On en vient inéluctablement à une vision plus globale de la représentation, et c’est là que ça pêche. On aurait dit un ensemble musical où chacun joue sa partition dans une tonalité différente et cherche à se faire entendre au-dessus des autres: devant nous une scénographie faite d’habits épinglés en masse sur des perches en hauteur ainsi que des bacs de fleurs au devant de la scène pour bien nous rappeler encore une fois la consommation de l’image du corps féminin comme objet de beauté. Les effets des robes à trois, bien qu’ingénieux et créatifs, ressemblent parfois un peu trop à un caprice de costumière et manquent de sobriété. Quant au choix musicaux, entre les extraits de house qui donnent un fondu de sortie sur des chœurs traditionnels, le tout en alternance avec la compilation pop des années 80 à 2000, la playlist… pardon “dramaturgie musicale” (selon le programme…) a été composée à coups de parpaings dans les enceintes. Niveau mise-en-scène, les trois “suppliciés” et leur chorégraphie de gestes robotiques sont risibles ; non pas risibles par le portrait tragi-comique qu’ils dressent de l’individu ritualisé par les gestes répétitifs du quotidiens, mais risibles par la lourdeur et la longueur inefficace de leur présence sur scène, des symboles qu’ils auraient pu porter écrits en toutes lettres en panneau-sandwich tellement ils étaient insistants. Risible et à pleurer quand on voit que c’est le résultat d’un travail de création purement intellectuel qui en oublie allègrement un potentiel public non-ENSien.

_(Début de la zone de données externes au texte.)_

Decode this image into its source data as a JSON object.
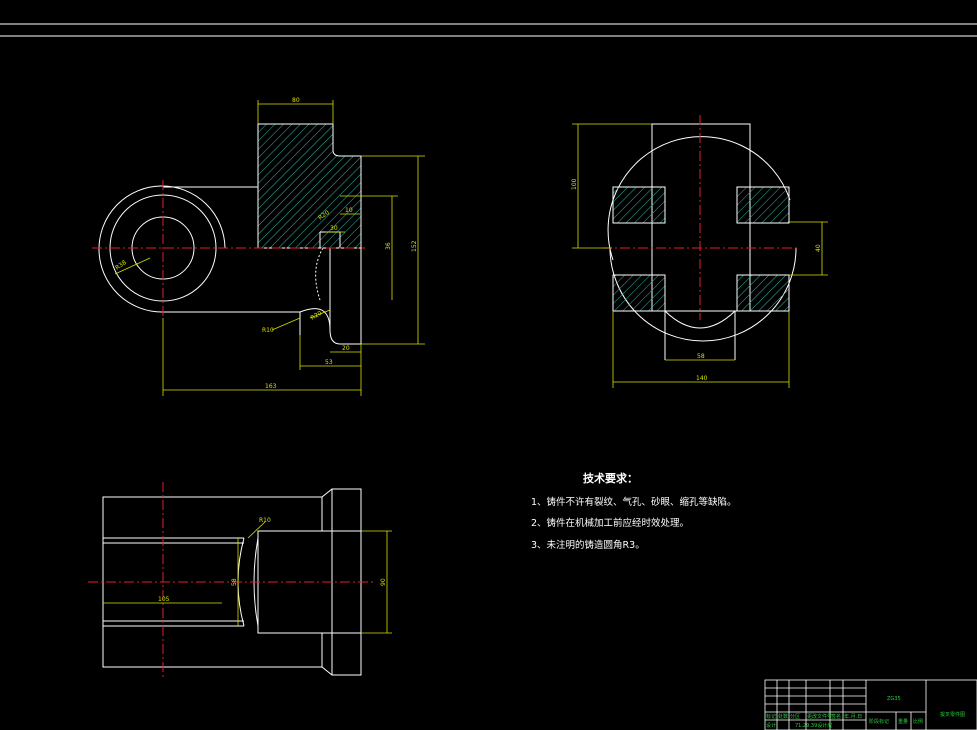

Pour finir, les actrices: face à un texte pareil, je conçois qu’il soit difficile d’éviter le sur-jeu, mais il y avait tout de même de quoi le dynamiser et le rendre plus incisif, notamment sur son cynisme envers le rôle masculin du “chanteur” — reprise du rôle d’Orphée en star contemporaine et cette jalousie empoisonnante qu’Eurydice exprime à plusieurs reprises. Leur approche, classique au possible et au jeu pleurnichard peu nuancé rendait presque indissociables les différentes parties du monologue. Ainsi, l’évolution du conflit intérieur de la protagoniste s’est résumé à 2 heures de lamentations abrutissantes.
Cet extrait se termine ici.